Understand this common type of special counting on the GMAT!
Question #1: On Monday, there were 29 bananas in the cafeteria. No new bananas were brought in after Monday. Two days later, on Wednesday, there were 14 bananas left. How many were eaten in that time?
Question #2: In January of last year, MicroCorp start-up had 14 employees. All of those employees have stayed on through June. In June of last year, they had 29 employees. How many new employees did they hire?
Clearly for both of these questions, we need simply the different: 29 – 14 = 15. That’s the correct answer for each of them. Now, try a very different kind of question, with a different answer.
Question #3: A certain workshop begins on the 14th of this month and ends on the 29th of this month. How many days long is this workshop?
Question #4: How many multiples of 5 are there from 70 to 145?
Those two have the same answer as each other, but it’s not the same as the answer for #1 and #2.
We say the final two require “inclusive” counting, because both endpoints are included, whereas in the first two questions, both endpoints were not included. What do I mean?
In Question #1, the 29th banana was eaten, the 28 banana was eaten, …. the 15 banana was eaten, BUT the 14th banana was not eaten because there 14 remaining. The endpoint 14 is “not included” in those eaten.

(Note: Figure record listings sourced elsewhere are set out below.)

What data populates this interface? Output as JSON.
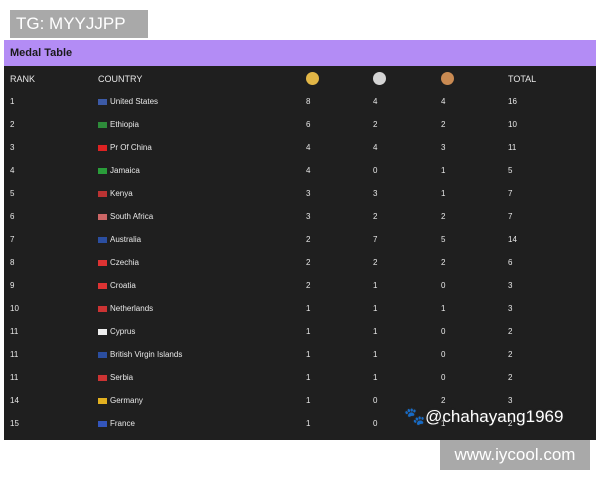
{
  "watermarks": {
    "top": "TG: MYYJJPP",
    "weibo": "@chahayang1969",
    "site": "www.iycool.com"
  },
  "header": {
    "title": "Medal Table"
  },
  "table": {
    "columns": {
      "rank": "RANK",
      "country": "COUNTRY",
      "total": "TOTAL"
    },
    "rows": [
      [
        "1",
        "United States",
        8,
        4,
        4,
        16
      ],
      [
        "2",
        "Ethiopia",
        6,
        2,
        2,
        10
      ],
      [
        "3",
        "Pr Of China",
        4,
        4,
        3,
        11
      ],
      [
        "4",
        "Jamaica",
        4,
        0,
        1,
        5
      ],
      [
        "5",
        "Kenya",
        3,
        3,
        1,
        7
      ],
      [
        "6",
        "South Africa",
        3,
        2,
        2,
        7
      ],
      [
        "7",
        "Australia",
        2,
        7,
        5,
        14
      ],
      [
        "8",
        "Czechia",
        2,
        2,
        2,
        6
      ],
      [
        "9",
        "Croatia",
        2,
        1,
        0,
        3
      ],
      [
        "10",
        "Netherlands",
        1,
        1,
        1,
        3
      ],
      [
        "11",
        "Cyprus",
        1,
        1,
        0,
        2
      ],
      [
        "11",
        "British Virgin Islands",
        1,
        1,
        0,
        2
      ],
      [
        "11",
        "Serbia",
        1,
        1,
        0,
        2
      ],
      [
        "14",
        "Germany",
        1,
        0,
        2,
        3
      ],
      [
        "15",
        "France",
        1,
        0,
        1,
        2
      ]
    ]
  }
}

In Question #2, employees #1 – #14 were already hired by last January. Employees #15 – #29 were new hires. The lower endpoint, employee #14, was “not included” in the group of new hires.
Now, by contrast, the 14th is the first day of the workshop, and the 29th is the last day of the workshop. Both the 14th and 29th are days when the workshop is happening. Both endpoints are included.
Similarly, in #4, the multiples of 5 from 70 to 145 include both 70 and 145. Again, both endpoints are included. Incidentally, the connection to the other three questions: 70 = 5*14 and 145 = 5*29, so the list of multiples of 5 from 70 to 145 is really 5 times the list of consecutive integers from 14 to 29, so the underlying question is really: how many consecutive integers are there from 14 to 29?
As may be apparent, the inclusive scenario always includes exactly one more member than the “not included” scenario. Therefore, the formula for inclusive counting is
number included = (last) – (first) + 1
Notice, this only works if the numbers are consecutive. If the question is like #4, you may have to notice what change you can make to match the given list with a list of consecutive integers.